L’idée même de pénétrer dans les entrailles de la terre d’un des pays les plus dangereux du monde il y a à peine vingt ans, aurait relevé du suicide. Nous découvrons donc ces réseaux de bus aériens, très efficaces, qui circulent à près de cent à l’heure dans des couloirs de circulation spécifiques, et longent les centaines de kilomètres de bouchons créés quotidiennement par les autres véhicules. L’impression de vitesse y est encore plus palpable.

Bogota, premier jour de voyage. Nous devons prendre le bus F74, celui qui nous conduira de la Candelaria à Chapinero. Un trop-plein de Colombiens est tassé au bon (?) arrêt que l’on nous a indiqué, et un bus noté F72 arrive. Quelques personnes descendent, beaucoup montent. Les gens ici sont très prévenants et un sexagénaire nous invite à suivre le mouvement. Nous nous approchons de la porte, n’osant monter. On nous a bien dit 72 et pas 74. Le signal de bus retentit avant la fermeture des portes et le numéro change simultanément, le F72 devient F74. Un pas en avant et nous entrons, que dis-je, nous nous encastrons dans l’espace restant.
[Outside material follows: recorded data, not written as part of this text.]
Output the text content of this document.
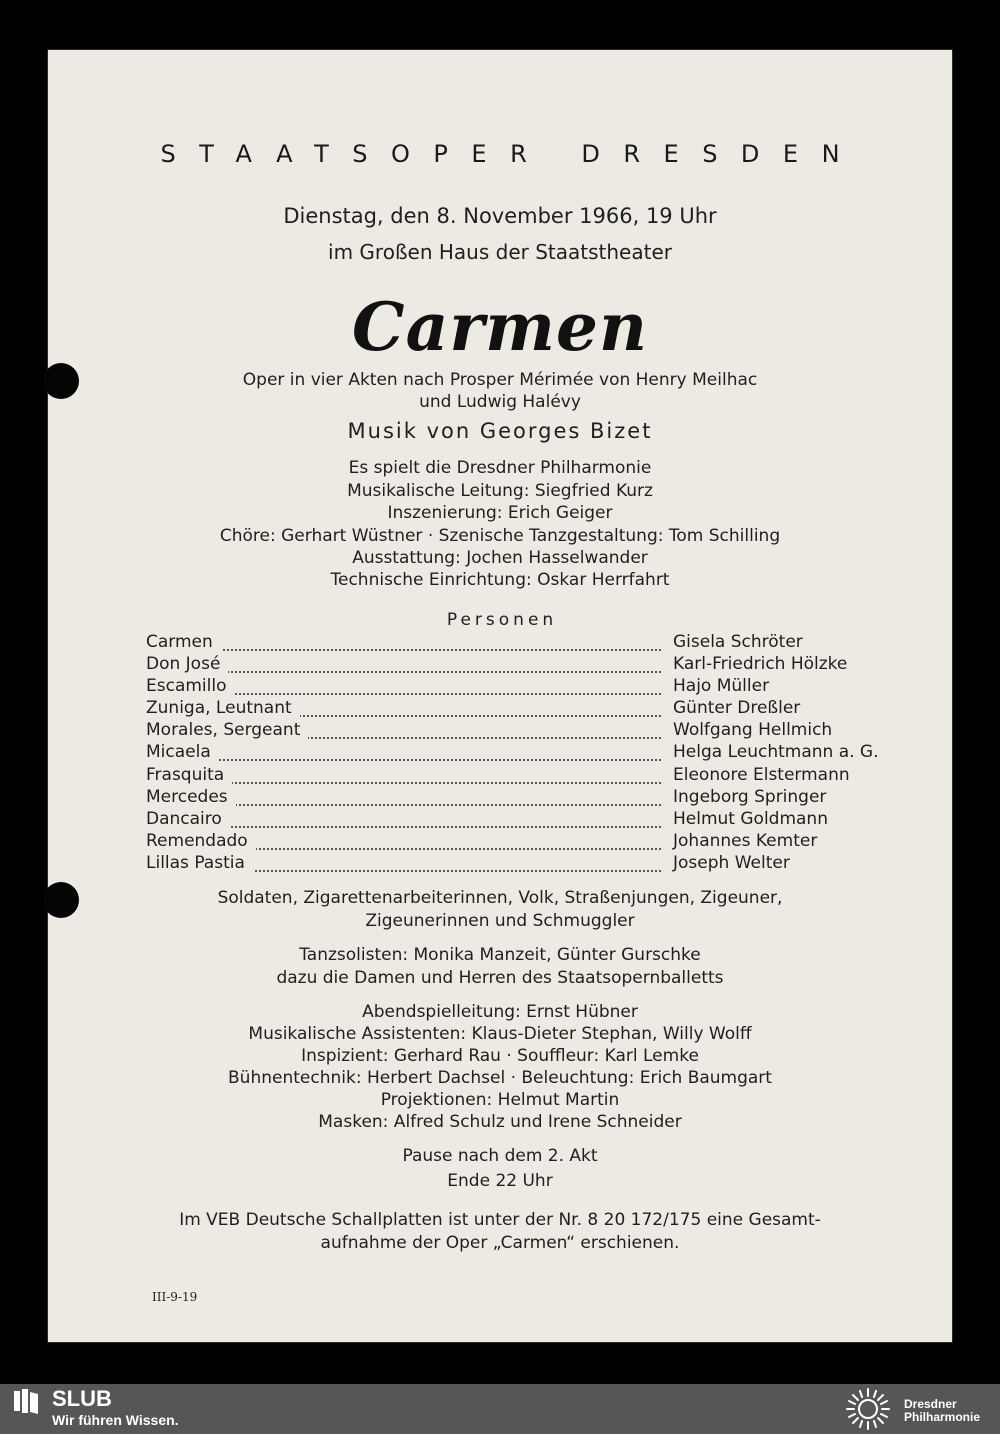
STAATSOPER DRESDEN
Dienstag, den 8. November 1966, 19 Uhr
im Großen Haus der Staatstheater
Carmen
Oper in vier Akten nach Prosper Mérimée von Henry Meilhac
und Ludwig Halévy
Musik von Georges Bizet
Es spielt die Dresdner Philharmonie
Musikalische Leitung: Siegfried Kurz
Inszenierung: Erich Geiger
Chöre: Gerhart Wüstner · Szenische Tanzgestaltung: Tom Schilling
Ausstattung: Jochen Hasselwander
Technische Einrichtung: Oskar Herrfahrt
Personen
Carmen	Gisela Schröter
Don José	Karl-Friedrich Hölzke
Escamillo	Hajo Müller
Zuniga, Leutnant	Günter Dreßler
Morales, Sergeant	Wolfgang Hellmich
Micaela	Helga Leuchtmann a. G.
Frasquita	Eleonore Elstermann
Mercedes	Ingeborg Springer
Dancairo	Helmut Goldmann
Remendado	Johannes Kemter
Lillas Pastia	Joseph Welter
Soldaten, Zigarettenarbeiterinnen, Volk, Straßenjungen, Zigeuner,
Zigeunerinnen und Schmuggler
Tanzsolisten: Monika Manzeit, Günter Gurschke
dazu die Damen und Herren des Staatsopernballetts
Abendspielleitung: Ernst Hübner
Musikalische Assistenten: Klaus-Dieter Stephan, Willy Wolff
Inspizient: Gerhard Rau · Souffleur: Karl Lemke
Bühnentechnik: Herbert Dachsel · Beleuchtung: Erich Baumgart
Projektionen: Helmut Martin
Masken: Alfred Schulz und Irene Schneider
Pause nach dem 2. Akt
Ende 22 Uhr
Im VEB Deutsche Schallplatten ist unter der Nr. 8 20 172/175 eine Gesamt-
aufnahme der Oper „Carmen“ erschienen.
III-9-19
SLUB
Wir führen Wissen.
Dresdner
Philharmonie
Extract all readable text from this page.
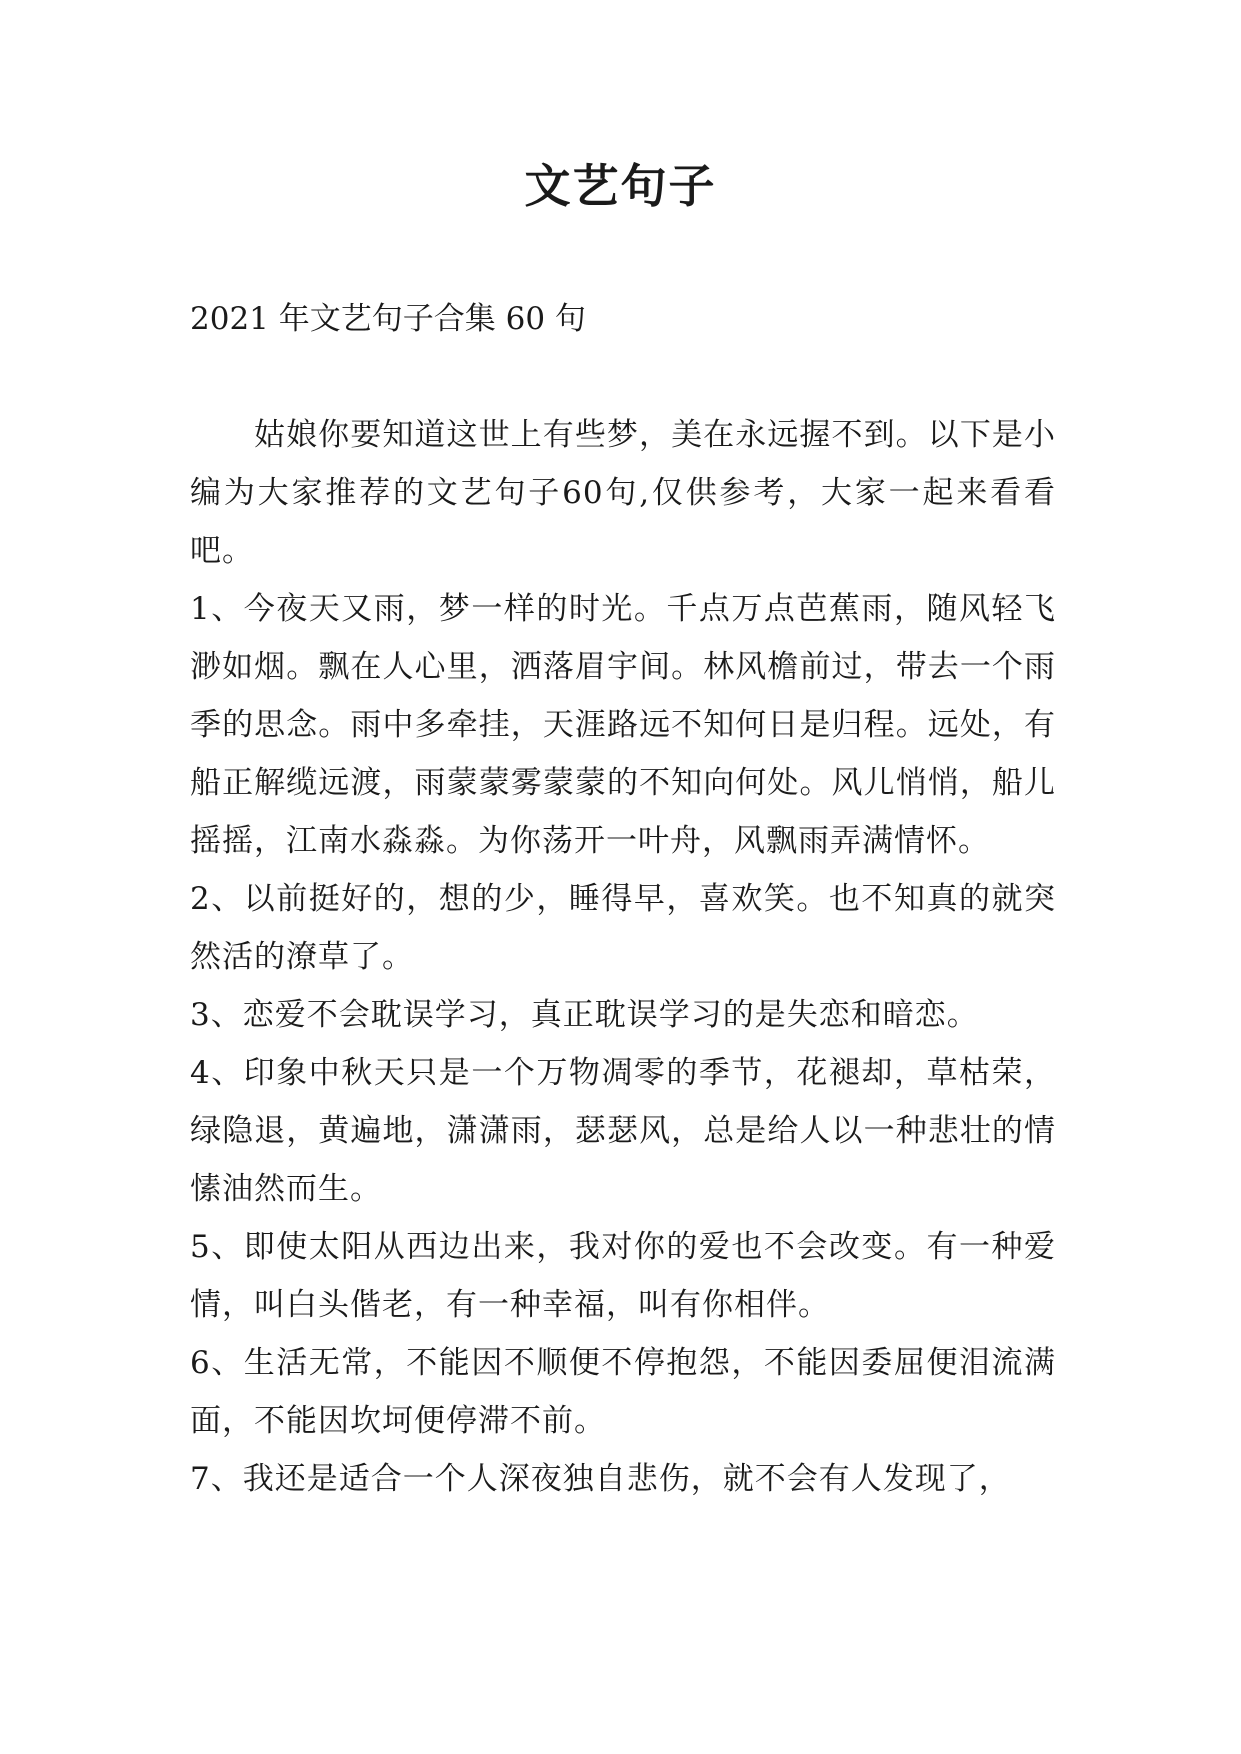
文艺句子

2021 年文艺句子合集 60 句

姑娘你要知道这世上有些梦，美在永远握不到。以下是小编为大家推荐的文艺句子60句,仅供参考，大家一起来看看吧。

1、今夜天又雨，梦一样的时光。千点万点芭蕉雨，随风轻飞渺如烟。飘在人心里，洒落眉宇间。林风檐前过，带去一个雨季的思念。雨中多牵挂，天涯路远不知何日是归程。远处，有船正解缆远渡，雨蒙蒙雾蒙蒙的不知向何处。风儿悄悄，船儿摇摇，江南水淼淼。为你荡开一叶舟，风飘雨弄满情怀。

2、以前挺好的，想的少，睡得早，喜欢笑。也不知真的就突然活的潦草了。

3、恋爱不会耽误学习，真正耽误学习的是失恋和暗恋。

4、印象中秋天只是一个万物凋零的季节，花褪却，草枯荣，绿隐退，黄遍地，潇潇雨，瑟瑟风，总是给人以一种悲壮的情愫油然而生。

5、即使太阳从西边出来，我对你的爱也不会改变。有一种爱情，叫白头偕老，有一种幸福，叫有你相伴。

6、生活无常，不能因不顺便不停抱怨，不能因委屈便泪流满面，不能因坎坷便停滞不前。

7、我还是适合一个人深夜独自悲伤，就不会有人发现了，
A côté, le métro parisien aux heures de pointe fait vide.

Pas de doute concernant les pickpockets, il est absolument impossible de bouger un bras, une main, un orteil. On veut se gratter ? On ne peut pas ! Ainsi comprimés, l’avantage est que l’on ne peut pas être déséquilibrés par les brusques et puissants freinages réguliers du chauffeur. Nous sommes tous ensemble devenus une houle, un ensemble de molécules de chair qui formons un fluide compact et homogène. Premier arrêt, poussés par les nouveaux entrants, nous gagnons quelques centimètres de plus au cœur du bus pour devenir, chemin faisant, une partie intégrante de cette lymphe.

Carnet de voyage de Matthieu Haag à découvrir dans Numéro 37

à découvrir aussi

Chivas - Colombie - Anthony Bourasseau - Bouts du monde

Les chivas des routes andines

par Anthony Bourasseau

Anthony Bourrasseau les a finalement trouvés, ces fameux « chivas », perdus au milieu des montagnes andines. A Andes, ils sont encore très nombreux à sillonner les rues et les villages alentour. Au cœur de la culture de cette petite bourgade escarpée, ces fabuleux camions colorés sont même devenus patrimoine de la ville et les habitants leur…

Colombie : mal de mer

par Matthieu Haag

Carnet de voyage Colombie. Il n’y a pas trente-six solutions pour découvrir les mangroves de Nuqui en Colombie. Depuis Buenaventura, le plus simple est d’embarquer sur un cargo chargé de bois exotique. Mais l’ambiance du port, l’allure du rafiot et le pedigree de l’équipage ne trompent personne : Matthieu Haag et sa compagne Corinne ne…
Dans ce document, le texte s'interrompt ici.